Here there be dragons...

"I'm telling you stories. Trust me." - Winterson

Peter Gray Clinic with Argo

Those who've been reading this blog for some time will be aware that I have a history of riding somewhat dramatic horses.  They amuse me, what can I say?  Now I find myself with a bit of a dilemma in that I had a lovely weekend at a great clinic where absolutely nothing happened.   And that just doesn't lead to much of a story.  But I'm still being asked for said story ;)

For the non-horsey readers of this blog -- this one may be of limited interest.   Consider yourself forewarned :)

The smile pretty much sums up the weekend
The thirty second background -- after being grounded for two years thanks to the multiple eye surgeries, I started back riding on a part-time basis (3 days/week), two weeks ago.   In that time I've done one mini XC school which went really well, and two stadium jump schools -- both of which were moderately disastrous.   The horse I'm riding has a jumper background, with limited dressage or XC experience.  He is well past the young and stupid stage though and lovely to hack -- like a trail pony on a mission anyway.

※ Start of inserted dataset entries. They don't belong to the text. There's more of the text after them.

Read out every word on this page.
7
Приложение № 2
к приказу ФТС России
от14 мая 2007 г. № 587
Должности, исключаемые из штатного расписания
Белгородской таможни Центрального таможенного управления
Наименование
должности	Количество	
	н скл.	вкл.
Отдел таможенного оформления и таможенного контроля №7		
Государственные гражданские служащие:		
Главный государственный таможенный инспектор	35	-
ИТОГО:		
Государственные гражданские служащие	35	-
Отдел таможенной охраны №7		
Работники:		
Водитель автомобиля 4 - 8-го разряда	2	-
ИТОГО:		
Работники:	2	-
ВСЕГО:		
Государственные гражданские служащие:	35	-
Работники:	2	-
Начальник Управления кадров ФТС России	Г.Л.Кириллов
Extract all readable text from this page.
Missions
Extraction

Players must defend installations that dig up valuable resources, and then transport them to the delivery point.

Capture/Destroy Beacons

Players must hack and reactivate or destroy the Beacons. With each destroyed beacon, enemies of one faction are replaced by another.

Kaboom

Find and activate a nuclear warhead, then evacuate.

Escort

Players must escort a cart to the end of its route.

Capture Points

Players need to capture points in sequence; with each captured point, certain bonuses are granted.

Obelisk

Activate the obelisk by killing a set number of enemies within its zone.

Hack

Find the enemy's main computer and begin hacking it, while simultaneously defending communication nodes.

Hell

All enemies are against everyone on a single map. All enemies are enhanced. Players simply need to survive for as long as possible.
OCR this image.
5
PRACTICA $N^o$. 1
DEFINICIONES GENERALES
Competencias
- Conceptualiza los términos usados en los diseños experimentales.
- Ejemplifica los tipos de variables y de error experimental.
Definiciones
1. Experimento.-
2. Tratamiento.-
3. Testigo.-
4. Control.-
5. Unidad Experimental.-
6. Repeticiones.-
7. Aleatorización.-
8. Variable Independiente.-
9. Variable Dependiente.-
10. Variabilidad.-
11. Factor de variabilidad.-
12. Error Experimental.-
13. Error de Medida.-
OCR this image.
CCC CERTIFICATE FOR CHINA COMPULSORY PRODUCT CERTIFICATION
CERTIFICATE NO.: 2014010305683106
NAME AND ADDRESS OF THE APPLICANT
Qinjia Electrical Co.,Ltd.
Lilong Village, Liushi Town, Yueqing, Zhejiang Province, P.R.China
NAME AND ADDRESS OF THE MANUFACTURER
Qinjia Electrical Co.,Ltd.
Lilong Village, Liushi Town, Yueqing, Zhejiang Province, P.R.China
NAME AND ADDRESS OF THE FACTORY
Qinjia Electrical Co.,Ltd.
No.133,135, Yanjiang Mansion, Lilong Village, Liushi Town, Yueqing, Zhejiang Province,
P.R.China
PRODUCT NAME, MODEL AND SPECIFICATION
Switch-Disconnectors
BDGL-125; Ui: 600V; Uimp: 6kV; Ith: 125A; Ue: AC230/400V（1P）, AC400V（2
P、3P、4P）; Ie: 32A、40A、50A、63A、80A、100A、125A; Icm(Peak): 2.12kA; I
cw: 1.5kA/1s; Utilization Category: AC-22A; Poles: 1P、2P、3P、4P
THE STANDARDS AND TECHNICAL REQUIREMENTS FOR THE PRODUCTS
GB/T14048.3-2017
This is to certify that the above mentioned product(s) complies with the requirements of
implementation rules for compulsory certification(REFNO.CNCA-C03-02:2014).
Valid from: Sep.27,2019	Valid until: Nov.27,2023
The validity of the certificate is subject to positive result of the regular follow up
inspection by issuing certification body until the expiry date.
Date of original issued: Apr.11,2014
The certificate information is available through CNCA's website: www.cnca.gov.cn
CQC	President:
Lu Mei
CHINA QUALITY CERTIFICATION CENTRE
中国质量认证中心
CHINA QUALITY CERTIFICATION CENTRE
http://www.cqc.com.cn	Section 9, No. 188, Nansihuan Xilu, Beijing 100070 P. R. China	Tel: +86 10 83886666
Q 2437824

So of course it'd be totally reasonable that I'd enter a two-day jumping clinic.   Why not? ;)

Day one started with an hour of dressage.   Our dressage still has a ways to go -- he definitely has the drunken gummy worm feel to him at times, our contact isn't as soft or as consistent as I'd like, and basics of suppleness and rhythm still need work.   But, he's super willing and coming along really fast (yeah hill work!) so I have hopes for us.   And fortunately what little we do have was sufficient for the requirements of this clinic :)

Then the jumping...   Our biggest issue jumping is that by about the third or forth fence in canter he grabs the bit and then we're out of control for the rest of the round.  Like audience watching with their hands covering their eyes kind of out of control.  We started with grids in the trot, and when the second fence went up he stopped on the first try.   Entirely too much work to get close to the base and push off -- much easier to throw himself at it with speed.   Lol.  Peter dropped it so we could get over it from the halt and life continued.   I honestly felt he was horribly behind the leg for most of the exercises, but Peter wanted me to leave him to it, so we did.  Jumps were all tiny sized so really no issue.   Grid ended up being a one stride to a couple bounces to a two stride and Argo had to work for it, but was behaving himself and landing reasonably under control.    Then we did a few different courses that all started with the grid, then would approach every line in trot but let them canter in-between.  He was awesome.  Calm and really rocked back (we stuck 7 strides in a 5 -- for which the comment was "you're really patient" lol).  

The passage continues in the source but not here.